Deville Suchail -Saint-Etienne (42)

L’envie d’entreprendre

Acteur significatif du négoce de produits métallurgiques et fournitures industrielles dans la région Rhône-Alpes et en Auvergne, le groupe Deville s'appuie sur huit sites dont la société Suchail de Saint-Etienne. Au fil des ans, cet indépendant, adhérant au réseau Socoda, n'a cessé de se développer en valorisant avant tout la présence humaine de ses équipes sur le terrain.

Le groupe Deville, c'est avant tout une affaire d’équilibre, équilibre entre deux activités – la fourniture industrielle et les aciers –, équilibre aussi dans la façon dont Frédéric Deville gère et entrevoit l'évolution de l'entreprise familiale qu'il dirige, entre croissance interne et externe, réflexion et audace, organisation millimétrée et créativité, optimisation des ressources en place et envie d'aller de l'avant.

A l'origine, un inventeur

Le groupe ligérien est né en 1929 lorsque Jean Deville, grand-père de Frédéric, reprend une quincaillerie à Saint-Bonnet-Le-Château dans la Loire. Au-delà des articles de ménage et de quincaillerie proprement dits, son activité est tournée vers le travail du métal, étant donné la forte présence dans la région d'armuriers, de serruriers, sans oublier les charrons qui utilisent l'acier pour le bandage des roues.

Près de 85 ans plus tard, axée surtout sur la vente aux particuliers, la quincaillerie Deville est toujours implantée au cœur de cette petite bourgade, dans les bâtiments d'origine aujourd’hui classés. Mais Jean Deville a laissé une autre empreinte dans la région. C’est grâce à lui, et à son associé de l'époque Jean Blanc, que Saint-Bonnet-Le-Château est devenue la capitale mondiale de la boule de pétanque. La société JB est effectivement née de l’industrialisation d’une invention des deux hommes : la conception d'une boule de pétanque à partir de l’assemblage de deux demi-coques d’acier. La boule JB envoie alors dans les oubliettes de l'histoire l'antique boule de bois, parsemée de clous.

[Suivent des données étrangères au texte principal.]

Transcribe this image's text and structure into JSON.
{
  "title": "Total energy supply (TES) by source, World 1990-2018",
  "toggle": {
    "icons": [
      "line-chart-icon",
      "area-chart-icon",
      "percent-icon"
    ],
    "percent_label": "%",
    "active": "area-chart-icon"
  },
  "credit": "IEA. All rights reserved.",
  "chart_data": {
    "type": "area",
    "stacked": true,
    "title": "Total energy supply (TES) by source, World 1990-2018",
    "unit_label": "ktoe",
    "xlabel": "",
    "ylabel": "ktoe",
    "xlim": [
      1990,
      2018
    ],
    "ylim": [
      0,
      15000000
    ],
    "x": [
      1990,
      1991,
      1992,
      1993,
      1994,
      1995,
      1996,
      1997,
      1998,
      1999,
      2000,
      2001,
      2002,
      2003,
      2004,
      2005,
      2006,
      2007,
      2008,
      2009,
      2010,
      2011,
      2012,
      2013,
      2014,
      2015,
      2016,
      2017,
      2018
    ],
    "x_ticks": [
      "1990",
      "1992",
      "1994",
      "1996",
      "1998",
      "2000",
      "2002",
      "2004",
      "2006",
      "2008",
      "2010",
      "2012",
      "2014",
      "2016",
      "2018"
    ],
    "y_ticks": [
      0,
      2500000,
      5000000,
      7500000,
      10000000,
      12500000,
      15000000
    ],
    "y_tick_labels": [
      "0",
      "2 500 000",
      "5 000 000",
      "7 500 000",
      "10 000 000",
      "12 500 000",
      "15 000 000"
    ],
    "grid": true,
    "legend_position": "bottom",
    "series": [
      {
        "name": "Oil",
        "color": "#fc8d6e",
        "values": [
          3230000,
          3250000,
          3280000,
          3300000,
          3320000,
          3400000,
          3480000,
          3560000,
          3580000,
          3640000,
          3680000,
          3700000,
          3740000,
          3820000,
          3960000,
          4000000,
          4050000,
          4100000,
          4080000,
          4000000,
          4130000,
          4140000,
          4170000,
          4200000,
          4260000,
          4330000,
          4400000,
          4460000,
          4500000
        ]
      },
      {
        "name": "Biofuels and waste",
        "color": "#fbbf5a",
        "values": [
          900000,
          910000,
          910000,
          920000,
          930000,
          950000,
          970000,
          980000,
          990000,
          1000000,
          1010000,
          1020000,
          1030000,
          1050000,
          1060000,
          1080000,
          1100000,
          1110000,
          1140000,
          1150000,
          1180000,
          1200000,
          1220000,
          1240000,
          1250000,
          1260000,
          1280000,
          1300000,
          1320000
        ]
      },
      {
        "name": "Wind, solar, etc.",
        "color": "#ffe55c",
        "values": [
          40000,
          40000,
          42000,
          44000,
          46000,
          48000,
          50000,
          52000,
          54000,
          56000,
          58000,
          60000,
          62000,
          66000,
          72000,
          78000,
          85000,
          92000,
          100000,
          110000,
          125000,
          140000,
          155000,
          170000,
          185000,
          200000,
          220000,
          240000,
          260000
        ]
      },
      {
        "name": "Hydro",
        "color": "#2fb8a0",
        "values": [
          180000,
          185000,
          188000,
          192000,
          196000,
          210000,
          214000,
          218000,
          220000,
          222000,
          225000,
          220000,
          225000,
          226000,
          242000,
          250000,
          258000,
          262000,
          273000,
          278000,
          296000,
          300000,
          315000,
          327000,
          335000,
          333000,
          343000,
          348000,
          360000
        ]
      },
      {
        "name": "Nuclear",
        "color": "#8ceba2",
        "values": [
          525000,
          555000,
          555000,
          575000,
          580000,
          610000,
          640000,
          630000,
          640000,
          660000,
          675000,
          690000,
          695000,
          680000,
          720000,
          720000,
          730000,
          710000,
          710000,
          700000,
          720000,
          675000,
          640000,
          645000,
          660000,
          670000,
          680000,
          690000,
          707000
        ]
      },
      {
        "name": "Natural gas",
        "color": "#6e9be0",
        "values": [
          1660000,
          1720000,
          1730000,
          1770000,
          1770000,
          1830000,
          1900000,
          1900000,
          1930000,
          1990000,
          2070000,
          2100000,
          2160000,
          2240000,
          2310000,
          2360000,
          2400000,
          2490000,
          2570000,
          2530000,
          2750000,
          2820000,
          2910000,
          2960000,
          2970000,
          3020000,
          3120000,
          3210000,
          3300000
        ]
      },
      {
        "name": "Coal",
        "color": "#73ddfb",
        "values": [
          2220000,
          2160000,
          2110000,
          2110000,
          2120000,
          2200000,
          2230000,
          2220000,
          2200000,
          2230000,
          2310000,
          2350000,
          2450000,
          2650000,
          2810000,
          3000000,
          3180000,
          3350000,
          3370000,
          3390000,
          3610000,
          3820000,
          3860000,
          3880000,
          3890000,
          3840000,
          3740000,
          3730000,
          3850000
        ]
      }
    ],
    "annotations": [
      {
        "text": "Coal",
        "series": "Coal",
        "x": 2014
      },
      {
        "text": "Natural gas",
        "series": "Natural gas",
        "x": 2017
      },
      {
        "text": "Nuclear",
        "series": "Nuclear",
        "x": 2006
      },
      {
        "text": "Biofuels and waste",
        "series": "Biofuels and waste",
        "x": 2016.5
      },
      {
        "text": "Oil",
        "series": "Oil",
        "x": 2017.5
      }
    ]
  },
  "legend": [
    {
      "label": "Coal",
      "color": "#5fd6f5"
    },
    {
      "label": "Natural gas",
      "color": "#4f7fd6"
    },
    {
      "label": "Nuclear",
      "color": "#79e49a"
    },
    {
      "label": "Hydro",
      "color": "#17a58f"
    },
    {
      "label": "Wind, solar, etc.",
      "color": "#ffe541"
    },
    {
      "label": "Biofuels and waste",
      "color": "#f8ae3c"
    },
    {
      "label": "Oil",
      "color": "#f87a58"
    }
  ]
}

Aujourd’hui, la marque JB appartient à la Boule Obut, tandis que le groupe Deville a poursuivi son développement dans les aciers, avec l’arrivée en 1958 dans l’entreprise d'André, le fils du fondateur. A la fin des années soixante, ce dernier acquiert un terrain à Saint-Marcellin-en Forez, qui lui donne les moyens de développer son activité de marchand de fers généraliste (fers plats, longs, à béton) en disposant de nouveaux moyens de stockage. Aujourd’hui, l’activité acier de Deville repose sur la vente de 13 000 tonnes d’acier par an sur les départements de la Loire, de la Haute-Loire, du Rhône et du Puy-de-Dôme.

De l'acier à la FI

En 1978, Deville s’associe à parts égales au Groupe Pum, soucieux de s’implanter dans la Loire. La décision de s'orienter sur une voie complémentaire aux aciers, la FI est prise en 1997, avec le rachat au Groupe PUM de la Société Suchail. Cette entreprise stéphanoise est née au 19e siècle de la vente d'outils miniers. Entièrement tournée vers la fourniture industrielle, Suchail réalise aujourd'hui un chiffre d'affaires voisin de 7 millions d'euros pour 35 personnes, sur son site principal de Saint-Etienne et sur ses deux petites agences de Lyon et du Puy-en-Velay.

Deville et le Groupe Pum se séparent en 2004. Frédéric Deville, arrivé dans le groupe Deville depuis 1998, crée alors la holding FD Participations qui rassemble les différentes entités du groupe : Deville, Suchail mais aussi Boudal, activité de fournitures industrielles et négoce d’aciers basée à Thiers (63) et acquise en 2004 puis, en 2009, Lopez Fournitures Industrielles. Cette structure de 23 personnes réparties sur les sites de Valence et de Vienne a réalisé en 2013 un chiffre d'affaires de 4 millions d'euros.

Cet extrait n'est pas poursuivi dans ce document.